5.      La méthode de calcul des redevances tient également compte de toutes les données relatives au système de tarification ainsi que d’informations suffisantes sur les prix des services visés aux articles 23 et 24 s’ils ne sont proposés que par un seul fournisseur. La méthode tient non seulement compte des informations sur le système de tarification en vigueur, mais aussi des indications relatives aux modifications probables des redevances pour les trois années suivantes. De même, elle tient compte des mesures visant à inciter les entreprises ferroviaires et le gestionnaire à réduire au minimum les défaillances et à améliorer l’exploitation de l’infrastructure.

Il peut s’agir de sanctions en cas d’actes à l’origine de défaillances du réseau, de compensations pour les entreprises ferroviaires qui sont victimes de ces défaillances et de primes en cas de bonnes performances dépassant les prévisions.»

15.      Aux termes de l’article 21 du même décret:

«1.      L’agence respecte les critères prévus par la loi pour fixer le montant des redevances.

2.      Pour évaluer les critères visés au paragraphe précédent, l’agence respecte les coûts d’exploitation du type de train déterminé, qui sont notamment attestés par les coûts d’entretien des voies, des infrastructures liées aux mouvements du train et de gestion du transport ferroviaire.
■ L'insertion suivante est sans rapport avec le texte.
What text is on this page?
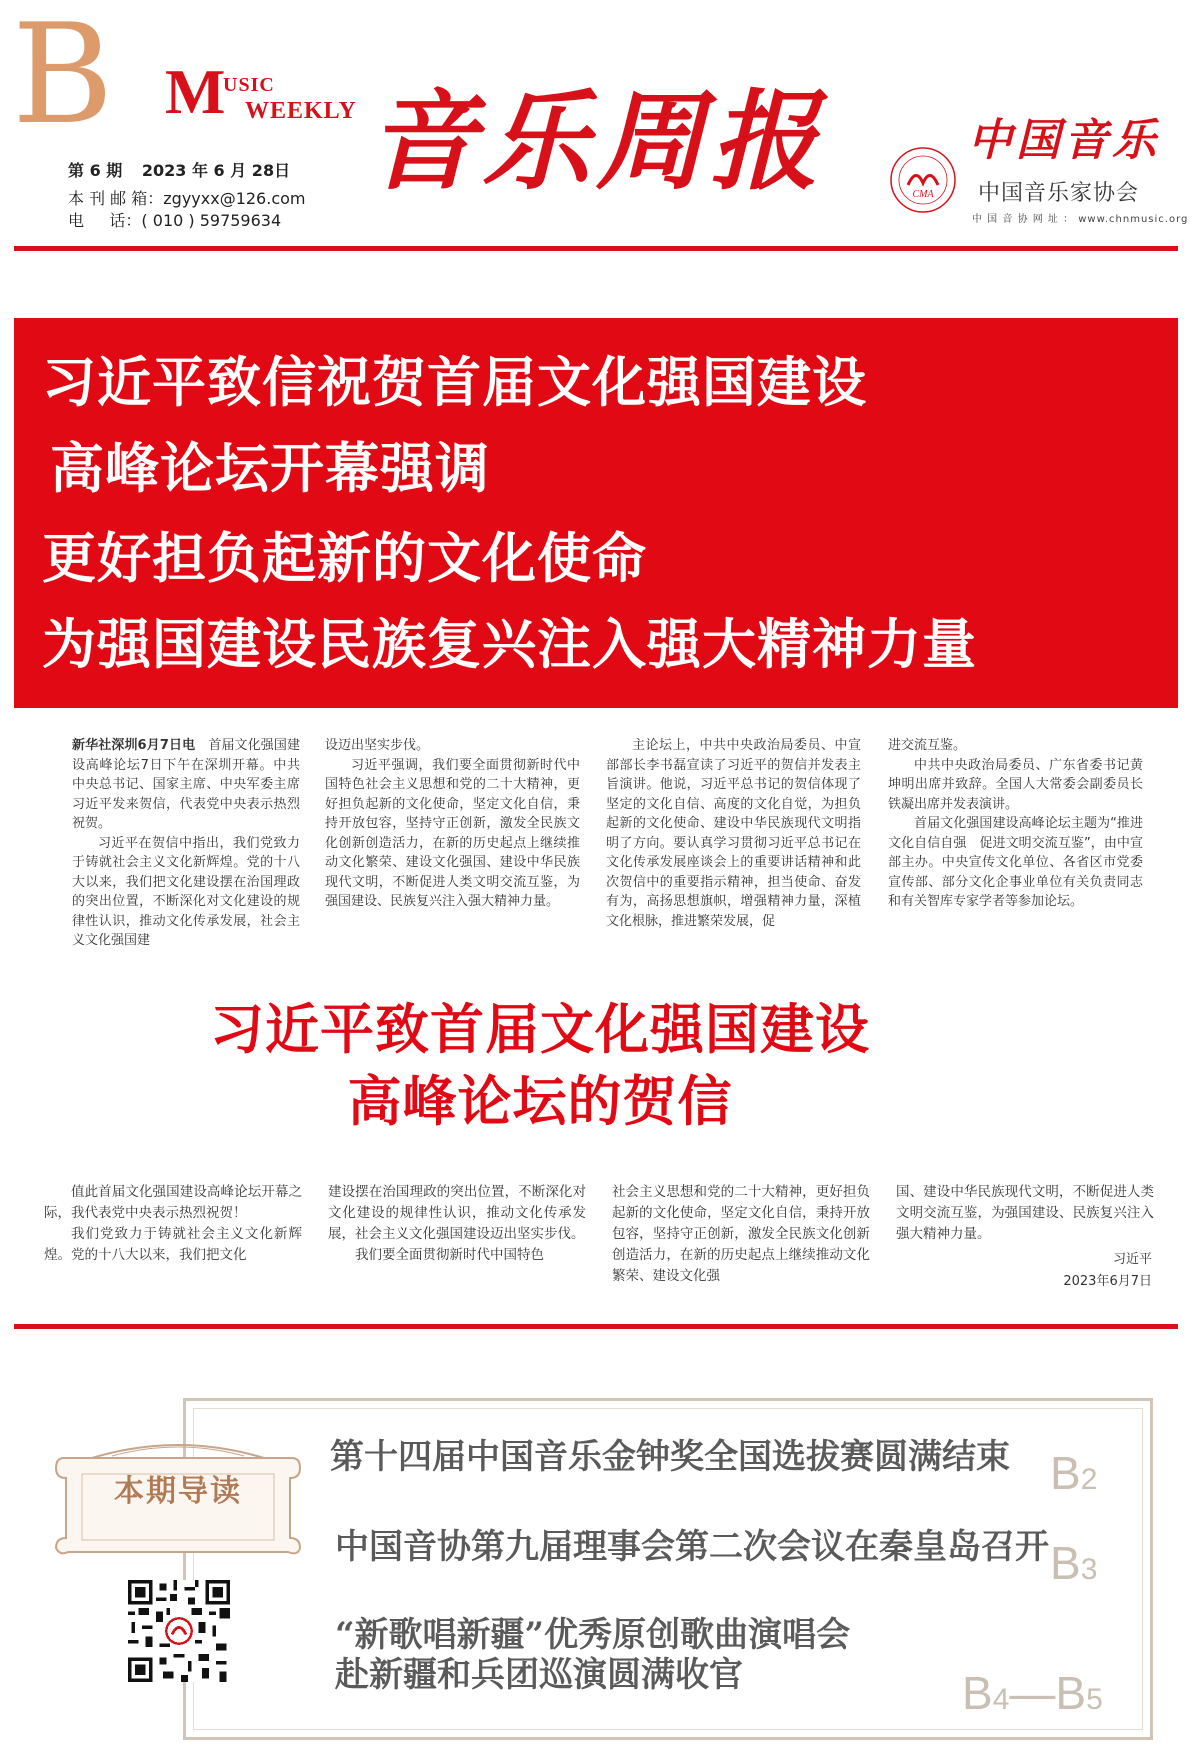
B M
USIC
WEEKLY
第 6 期 2023 年 6 月 28日
本 刊 邮 箱：zgyyxx@126.com
电     话：( 010 ) 59759634
音乐周报	CMA
中国音乐
中国音乐家协会
中 国 音 协 网 址 ： www.chnmusic.org
习近平致信祝贺首届文化强国建设
高峰论坛开幕强调
更好担负起新的文化使命
为强国建设民族复兴注入强大精神力量

新华社深圳6月7日电　 首届文化强国建设高峰论坛7日下午在深圳开幕。中共中央总书记、国家主席、中央军委主席习近平发来贺信，代表党中央表示热烈祝贺。

习近平在贺信中指出，我们党致力于铸就社会主义文化新辉煌。党的十八大以来，我们把文化建设摆在治国理政的突出位置，不断深化对文化建设的规律性认识，推动文化传承发展，社会主义文化强国建

设迈出坚实步伐。

习近平强调，我们要全面贯彻新时代中国特色社会主义思想和党的二十大精神，更好担负起新的文化使命，坚定文化自信，秉持开放包容，坚持守正创新，激发全民族文化创新创造活力，在新的历史起点上继续推动文化繁荣、建设文化强国、建设中华民族现代文明，不断促进人类文明交流互鉴，为强国建设、民族复兴注入强大精神力量。

主论坛上，中共中央政治局委员、中宣部部长李书磊宣读了习近平的贺信并发表主旨演讲。他说，习近平总书记的贺信体现了坚定的文化自信、高度的文化自觉，为担负起新的文化使命、建设中华民族现代文明指明了方向。要认真学习贯彻习近平总书记在文化传承发展座谈会上的重要讲话精神和此次贺信中的重要指示精神，担当使命、奋发有为，高扬思想旗帜，增强精神力量，深植文化根脉，推进繁荣发展，促

进交流互鉴。

中共中央政治局委员、广东省委书记黄坤明出席并致辞。全国人大常委会副委员长铁凝出席并发表演讲。

首届文化强国建设高峰论坛主题为“推进文化自信自强　促进文明交流互鉴”，由中宣部主办。中央宣传文化单位、各省区市党委宣传部、部分文化企事业单位有关负责同志和有关智库专家学者等参加论坛。

习近平致首届文化强国建设
高峰论坛的贺信

值此首届文化强国建设高峰论坛开幕之际，我代表党中央表示热烈祝贺！

我们党致力于铸就社会主义文化新辉煌。党的十八大以来，我们把文化

建设摆在治国理政的突出位置，不断深化对文化建设的规律性认识，推动文化传承发展，社会主义文化强国建设迈出坚实步伐。

我们要全面贯彻新时代中国特色

社会主义思想和党的二十大精神，更好担负起新的文化使命，坚定文化自信，秉持开放包容，坚持守正创新，激发全民族文化创新创造活力，在新的历史起点上继续推动文化繁荣、建设文化强

国、建设中华民族现代文明，不断促进人类文明交流互鉴，为强国建设、民族复兴注入强大精神力量。

习近平
2023年6月7日
本期导读
第十四届中国音乐金钟奖全国选拔赛圆满结束 B2
中国音协第九届理事会第二次会议在秦皇岛召开 B3
“新歌唱新疆”优秀原创歌曲演唱会
赴新疆和兵团巡演圆满收官	B4—B5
3.      L’agence s’assure que toutes les entreprises ferroviaires effectuant des prestations de services de nature équivalente sur une partie similaire du marché sont soumises à des redevances objectivement équivalentes et non discriminatoires.»

III – La procédure précontentieuse et la procédure devant la Cour

16.      Le 10 mai 2007, les services de la Commission ont adressé un questionnaire aux autorités slovènes en vue de vérifier la transposition par la République de Slovénie des directives du premier paquet ferroviaire. Celles‑ci y ont répondu le 11 juillet 2007. Par courrier du 21 novembre 2007, la Commission a demandé des renseignements complémentaires à la République de Slovénie, laquelle a répondu par courrier du 16 janvier 2008.

17.      Le 26 juin 2008, la Commission a adressé à la République de Slovénie une lettre de mise en demeure indiquant que, sur la base des informations communiquées à la Commission, le premier paquet ferroviaire n’était pas dûment transposé dans son ordre juridique interne en ce qui concerne l’indépendance des fonctions essentielles du gestionnaire de l’infrastructure, la tarification de l’accès à l’infrastructure ferroviaire et l’organisme de contrôle ferroviaire.

18.      La République de Slovénie a répondu à la lettre de mise en demeure le 22 août 2008. Elle a, par la suite, communiqué à la Commission des informations complémentaires par lettres des 16 mars et 8 juillet 2009.

19.      Considérant que la République de Slovénie n’avait pas pris les mesures nécessaires pour dûment transposer les directives relatives au premier paquet ferroviaire, la Commission a adressé à cet État membre un avis motivé le 9 octobre 2009.

20.      Par courrier du 8 décembre 2009, la République de Slovénie a indiqué avoir pris conscience des infractions qui lui étaient reprochées dans l’avis motivé et fait part de sa volonté d’y remédier. Dans sa réponse à l’avis motivé datée du 8 mars 2010, la République de Slovénie a réitéré, à tout point de vue, les considérations qu’elle avait exposées dans sa lettre du 8 décembre 2009.

21.      Le 29 décembre 2010, la Commission a introduit le présent recours en manquement.

22.      Par ordonnance du président de la Cour du 14 juin 2011, la République tchèque et le Royaume d’Espagne ont été admis à intervenir au soutien des conclusions de la République de Slovénie.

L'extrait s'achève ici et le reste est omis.